Loch Fyne

12th-13th June 2010

by Richard Booth

After the clubs earlier successful trip to Loch Long in April of this year it was time to venture a little further North to explore the rich green waters of Loch Fyne.

This time however the logistics of the trip were a little more complicated in that we decided to dive some of the Loch ‘s dive sites using the two club RIB’s.

Accommodation was booked in 3 luxury caravans on the Argyle caravan park which is situated a couple of miles out of Inveraray. This location also has a number of attractions to visiting divers as the site has a slipway into the loch as well as a compressor on site.

On Friday afternoon 13 divers headed off up to Scotland complete with the two club RIB’s in tow.

Some of the party, who had set off earlier in the day, had time to explore a dive site at the head of the Loch, which is noted for the number of firework anemones that have colonised this particular area. The hunt proved successful and photographs were obtained of these dramatic but beautiful anemones.

Following everyone’s safe arrival, the RIB;s were stored in the campsites designated boat park, and it was off to bed after a few relaxing but very welcoming beers.

Next morning saw blue skies and light winds, ideal conditions for launching the two club boats from the slip.

The first wave of divers was assembled and after loading their kit we headed off to the first dive site, Kenmore Point. This particular site can also be dived from the shore although access by this means is apparently restricted at weekends. Diving from a boat however presents no such access problems and the site provides a steep slope on which there are a series of small submarine cliffs and rocky outcrops, which have been colonised by sealoch anemones, and peacock worms.

Other finds included an intact side plate, a teapot lid, as well as a dumped car that is now buried in the seabed with only its roof emerging above the silt.

For the second dive of the day we headed slightly further down the loch to the Furnace quarry site. This site is apparently noted for the number of lesser spotted dogfish that appear to be attracted to this area. Unfortunately, this site is also very popular with anglers. We found the dogfish, many of which appeared to have been hooked only for the line to have become snagged on one of the many jagged rocks that seem to abound in this area with the poor fish being left to a cruel fate.
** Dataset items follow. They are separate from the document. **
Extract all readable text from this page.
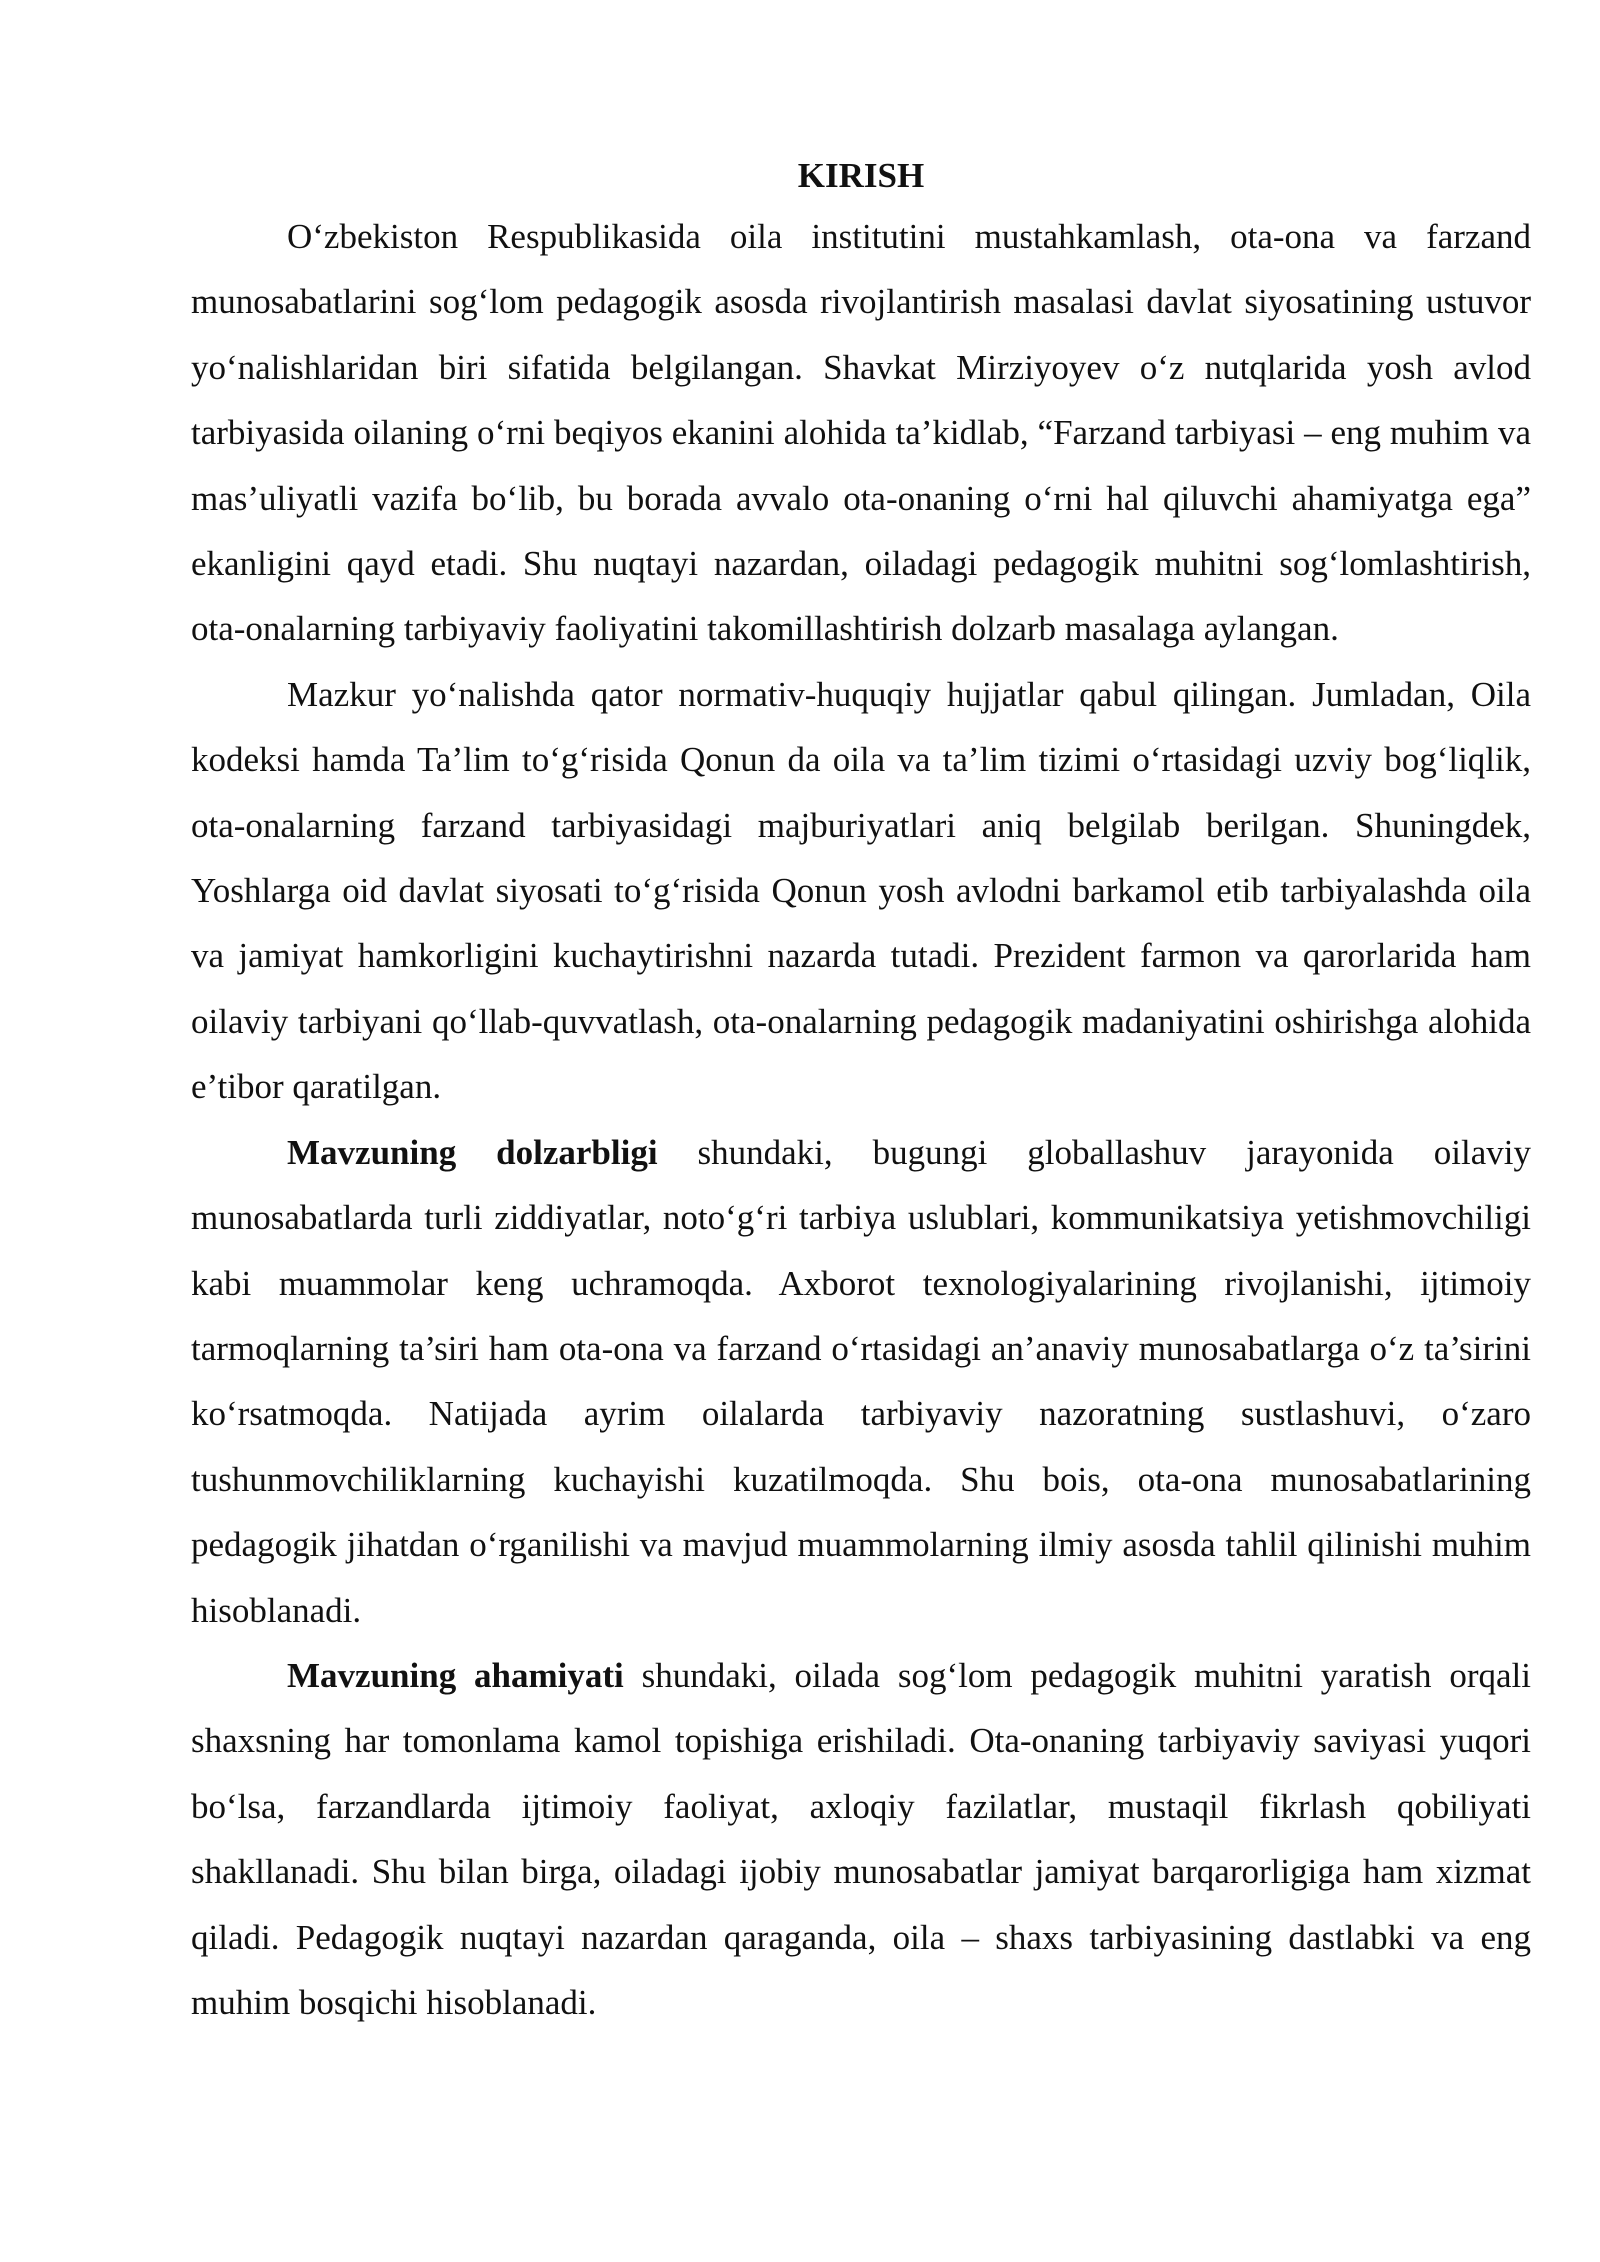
KIRISH

O‘zbekiston Respublikasida oila institutini mustahkamlash, ota-ona va farzand munosabatlarini sog‘lom pedagogik asosda rivojlantirish masalasi davlat siyosatining ustuvor yo‘nalishlaridan biri sifatida belgilangan. Shavkat Mirziyoyev o‘z nutqlarida yosh avlod tarbiyasida oilaning o‘rni beqiyos ekanini alohida ta’kidlab, “Farzand tarbiyasi – eng muhim va mas’uliyatli vazifa bo‘lib, bu borada avvalo ota-onaning o‘rni hal qiluvchi ahamiyatga ega” ekanligini qayd etadi. Shu nuqtayi nazardan, oiladagi pedagogik muhitni sog‘lomlashtirish, ota-onalarning tarbiyaviy faoliyatini takomillashtirish dolzarb masalaga aylangan.

Mazkur yo‘nalishda qator normativ-huquqiy hujjatlar qabul qilingan. Jumladan, Oila kodeksi hamda Ta’lim to‘g‘risida Qonun da oila va ta’lim tizimi o‘rtasidagi uzviy bog‘liqlik, ota-onalarning farzand tarbiyasidagi majburiyatlari aniq belgilab berilgan. Shuningdek, Yoshlarga oid davlat siyosati to‘g‘risida Qonun yosh avlodni barkamol etib tarbiyalashda oila va jamiyat hamkorligini kuchaytirishni nazarda tutadi. Prezident farmon va qarorlarida ham oilaviy tarbiyani qo‘llab-quvvatlash, ota-onalarning pedagogik madaniyatini oshirishga alohida e’tibor qaratilgan.

Mavzuning dolzarbligi shundaki, bugungi globallashuv jarayonida oilaviy munosabatlarda turli ziddiyatlar, noto‘g‘ri tarbiya uslublari, kommunikatsiya yetishmovchiligi kabi muammolar keng uchramoqda. Axborot texnologiyalarining rivojlanishi, ijtimoiy tarmoqlarning ta’siri ham ota-ona va farzand o‘rtasidagi an’anaviy munosabatlarga o‘z ta’sirini ko‘rsatmoqda. Natijada ayrim oilalarda tarbiyaviy nazoratning sustlashuvi, o‘zaro tushunmovchiliklarning kuchayishi kuzatilmoqda. Shu bois, ota-ona munosabatlarining pedagogik jihatdan o‘rganilishi va mavjud muammolarning ilmiy asosda tahlil qilinishi muhim hisoblanadi.

Mavzuning ahamiyati shundaki, oilada sog‘lom pedagogik muhitni yaratish orqali shaxsning har tomonlama kamol topishiga erishiladi. Ota-onaning tarbiyaviy saviyasi yuqori bo‘lsa, farzandlarda ijtimoiy faoliyat, axloqiy fazilatlar, mustaqil fikrlash qobiliyati shakllanadi. Shu bilan birga, oiladagi ijobiy munosabatlar jamiyat barqarorligiga ham xizmat qiladi. Pedagogik nuqtayi nazardan qaraganda, oila – shaxs tarbiyasining dastlabki va eng muhim bosqichi hisoblanadi.
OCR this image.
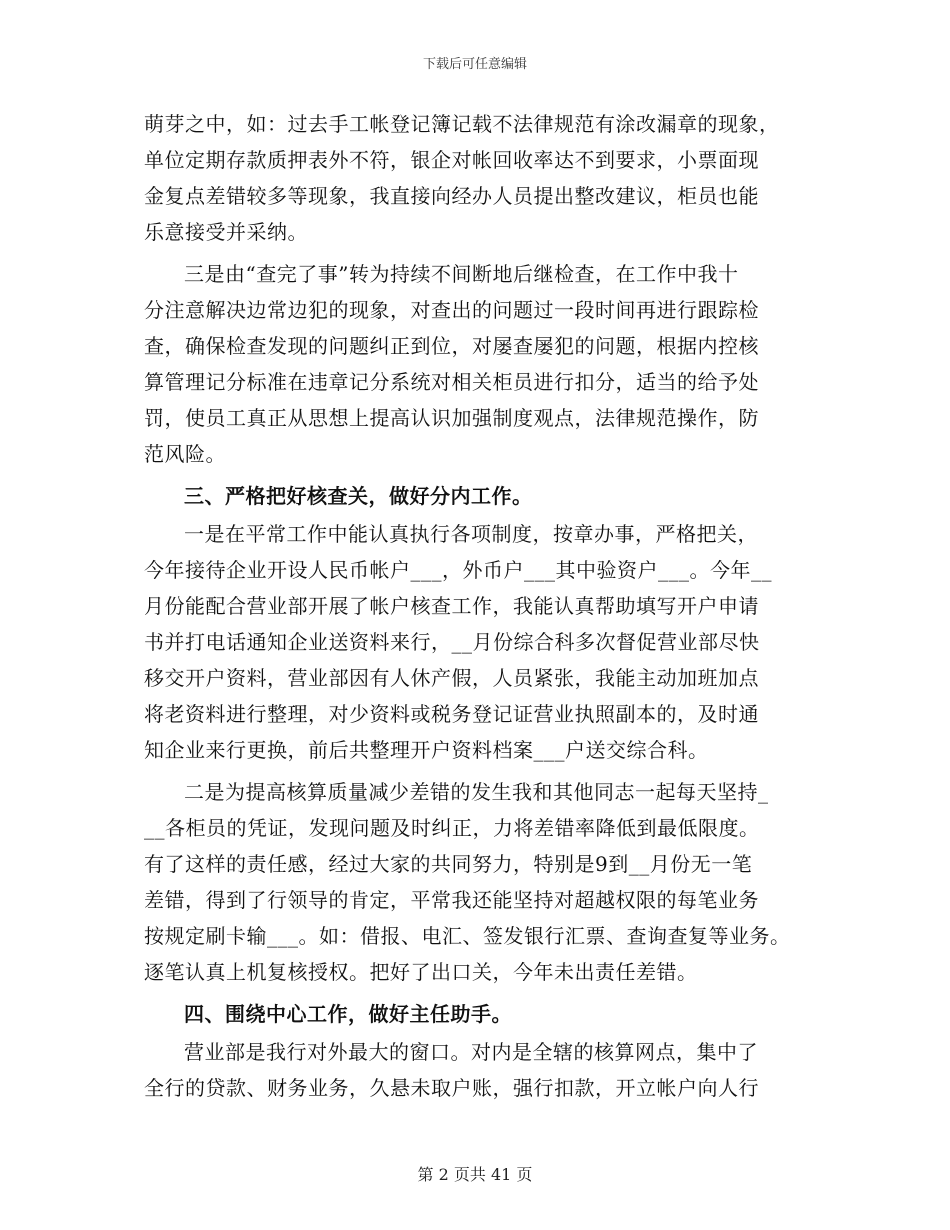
下载后可任意编辑
萌芽之中，如：过去手工帐登记簿记载不法律规范有涂改漏章的现象，
单位定期存款质押表外不符，银企对帐回收率达不到要求，小票面现
金复点差错较多等现象，我直接向经办人员提出整改建议，柜员也能
乐意接受并采纳。
三是由“查完了事”转为持续不间断地后继检查，在工作中我十
分注意解决边常边犯的现象，对查出的问题过一段时间再进行跟踪检
查，确保检查发现的问题纠正到位，对屡查屡犯的问题，根据内控核
算管理记分标准在违章记分系统对相关柜员进行扣分，适当的给予处
罚，使员工真正从思想上提高认识加强制度观点，法律规范操作，防
范风险。
三、严格把好核查关，做好分内工作。
一是在平常工作中能认真执行各项制度，按章办事，严格把关，
今年接待企业开设人民币帐户___，外币户___其中验资户___。今年__
月份能配合营业部开展了帐户核查工作，我能认真帮助填写开户申请
书并打电话通知企业送资料来行，__月份综合科多次督促营业部尽快
移交开户资料，营业部因有人休产假，人员紧张，我能主动加班加点
将老资料进行整理，对少资料或税务登记证营业执照副本的，及时通
知企业来行更换，前后共整理开户资料档案___户送交综合科。
二是为提高核算质量减少差错的发生我和其他同志一起每天坚持_
__各柜员的凭证，发现问题及时纠正，力将差错率降低到最低限度。
有了这样的责任感，经过大家的共同努力，特别是9到__月份无一笔
差错，得到了行领导的肯定，平常我还能坚持对超越权限的每笔业务
按规定刷卡输___。如：借报、电汇、签发银行汇票、查询查复等业务。
逐笔认真上机复核授权。把好了出口关，今年未出责任差错。
四、围绕中心工作，做好主任助手。
营业部是我行对外最大的窗口。对内是全辖的核算网点，集中了
全行的贷款、财务业务，久悬未取户账，强行扣款，开立帐户向人行
第 2 页共 41 页
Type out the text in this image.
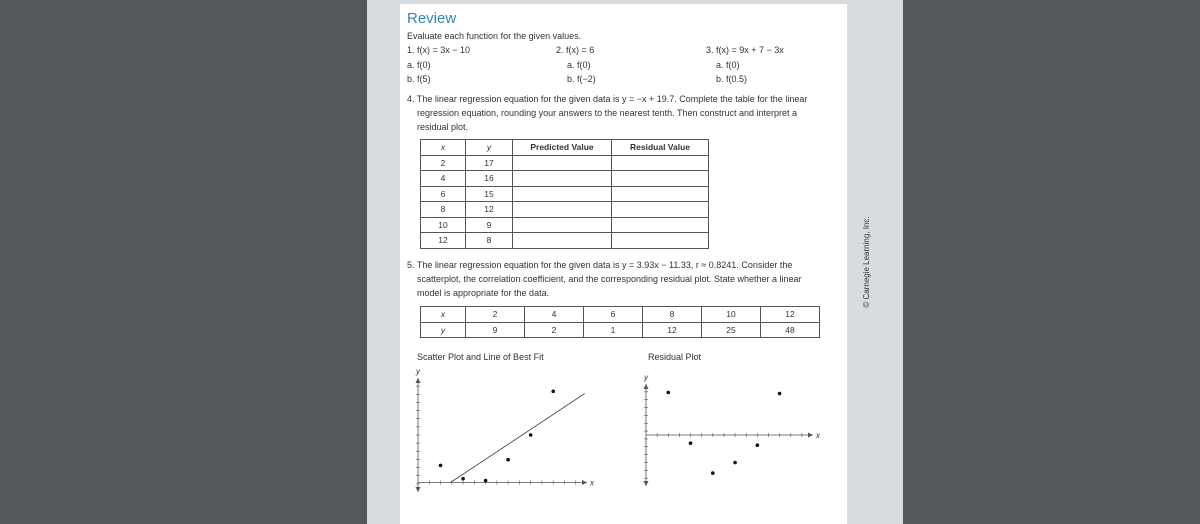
Review
Evaluate each function for the given values.
1. f(x) = 3x − 10
a. f(0)
b. f(5)
2. f(x) = 6
a. f(0)
b. f(−2)
3. f(x) = 9x + 7 − 3x
a. f(0)
b. f(0.5)
4. The linear regression equation for the given data is y = −x + 19.7. Complete the table for the linear
regression equation, rounding your answers to the nearest tenth. Then construct and interpret a
residual plot.
x	y	Predicted Value	Residual Value
2	17		
4	16		
6	15		
8	12		
10	9		
12	8		
5. The linear regression equation for the given data is y = 3.93x − 11.33, r ≈ 0.8241. Consider the
scatterplot, the correlation coefficient, and the corresponding residual plot. State whether a linear
model is appropriate for the data.
x	2	4	6	8	10	12
y	9	2	1	12	25	48
Scatter Plot and Line of Best Fit	Residual Plot
x
y
x
y
© Carnegie Learning, Inc.
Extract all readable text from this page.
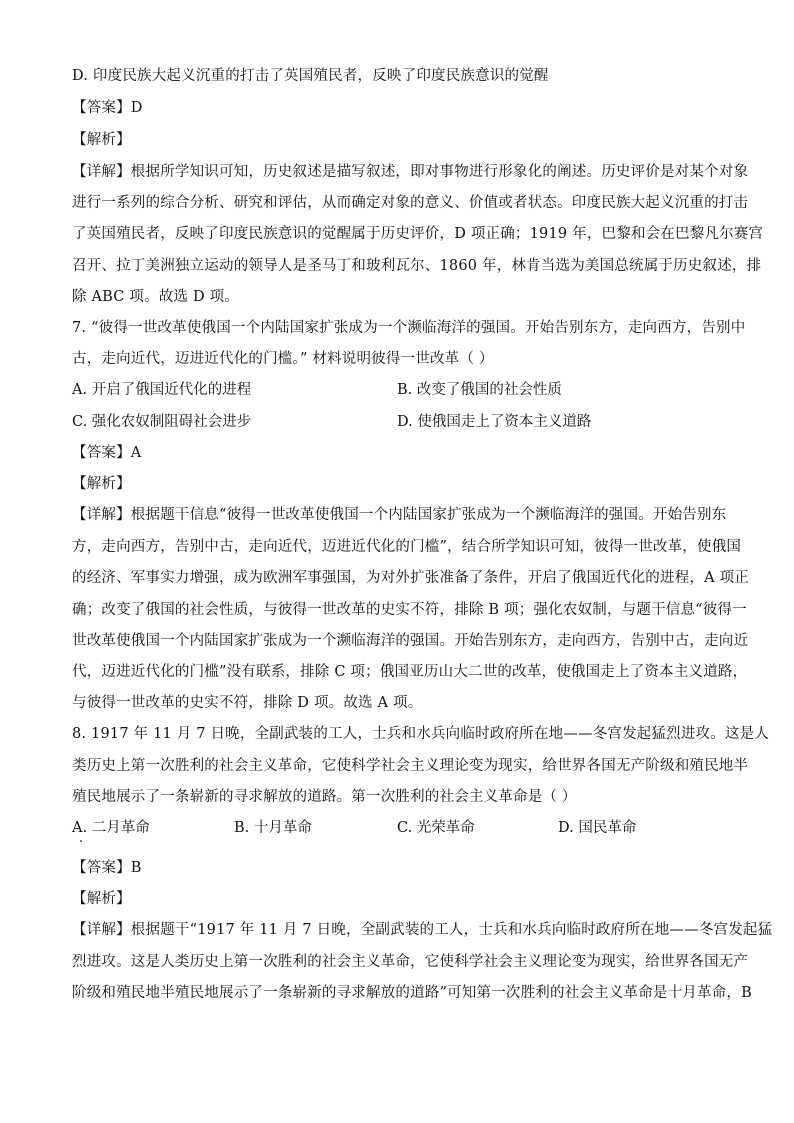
D. 印度民族大起义沉重的打击了英国殖民者，反映了印度民族意识的觉醒
【答案】D
【解析】
【详解】根据所学知识可知，历史叙述是描写叙述，即对事物进行形象化的阐述。历史评价是对某个对象
进行一系列的综合分析、研究和评估，从而确定对象的意义、价值或者状态。印度民族大起义沉重的打击
了英国殖民者，反映了印度民族意识的觉醒属于历史评价，D 项正确；1919 年，巴黎和会在巴黎凡尔赛宫
召开、拉丁美洲独立运动的领导人是圣马丁和玻利瓦尔、1860 年，林肯当选为美国总统属于历史叙述，排
除 ABC 项。故选 D 项。
7. “彼得一世改革使俄国一个内陆国家扩张成为一个濒临海洋的强国。开始告别东方，走向西方，告别中
古，走向近代，迈进近代化的门槛。” 材料说明彼得一世改革（ ）
A. 开启了俄国近代化的进程	B. 改变了俄国的社会性质
C. 强化农奴制阻碍社会进步	D. 使俄国走上了资本主义道路
【答案】A
【解析】
【详解】根据题干信息“彼得一世改革使俄国一个内陆国家扩张成为一个濒临海洋的强国。开始告别东
方，走向西方，告别中古，走向近代，迈进近代化的门槛”，结合所学知识可知，彼得一世改革，使俄国
的经济、军事实力增强，成为欧洲军事强国，为对外扩张准备了条件，开启了俄国近代化的进程，A 项正
确；改变了俄国的社会性质，与彼得一世改革的史实不符，排除 B 项；强化农奴制，与题干信息“彼得一
世改革使俄国一个内陆国家扩张成为一个濒临海洋的强国。开始告别东方，走向西方，告别中古，走向近
代，迈进近代化的门槛”没有联系，排除 C 项；俄国亚历山大二世的改革，使俄国走上了资本主义道路，
与彼得一世改革的史实不符，排除 D 项。故选 A 项。
8. 1917 年 11 月 7 日晚，全副武装的工人，士兵和水兵向临时政府所在地——冬宫发起猛烈进攻。这是人
类历史上第一次胜利的社会主义革命，它使科学社会主义理论变为现实，给世界各国无产阶级和殖民地半
殖民地展示了一条崭新的寻求解放的道路。第一次胜利的社会主义革命是（ ）
A. 二月革命	B. 十月革命	C. 光荣革命	D. 国民革命
【答案】B
【解析】
【详解】根据题干“1917 年 11 月 7 日晚，全副武装的工人，士兵和水兵向临时政府所在地——冬宫发起猛
烈进攻。这是人类历史上第一次胜利的社会主义革命，它使科学社会主义理论变为现实，给世界各国无产
阶级和殖民地半殖民地展示了一条崭新的寻求解放的道路”可知第一次胜利的社会主义革命是十月革命，B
We managed however to rescue a number of these small sharks, but everywhere there appeared to be abandoned snagged line, testifying to the areas popularity to local anglers. For some of the party however, this dive proved quite upsetting after witnessing the amount of abandoned fishing line and its cruel consequences for the local dogfish population.

On arrival back at the slipway we were met with the challenge of recovering the boats from the water as the concrete slipway was situated some distance from the water as a result of the low water spring tide. Attaching a lengthy rope from the trailer to the tow hitch and then pulling the boats out of the water via the gravel slipway soon resolved this situation.


That evening we enjoyed a BBQ organised by Nicola and Simon who braved the midges to cook the food. The remainder of us took shelter in the caravans to watch England’s world cup game against America. Enough said.

Next morning it was an early start and we were faced with the reverse challenge of launching the boats by hand into the water as the slipway was again high and dry. With the boats safely launched and the dive gear safely loaded we again headed down the loch to our final dive site, Stallion Rock, a reef pinnacle that rises up from 32 metres of water and breaks the surface on a falling tide.

This site undoubtedly provided the best dive of the trip with a dramatic steep wall encrusted in life with a number of overhangs and shallow caves along the base of the submarine cliff.

The seabed from here continues to slope down into the depths across a muddy bottom largely devoid of life. Whilst kitting up to dive, one of the groups was also joined by a bold otter that swam out from the nearby shore and onwards out into the open waters of the loch no doubt searching for fish, a wonderful wildlife encounter and a fitting end to a great trip to Loch Fyne. Many thanks to Simon and Nicola for organising this excellent club weekend.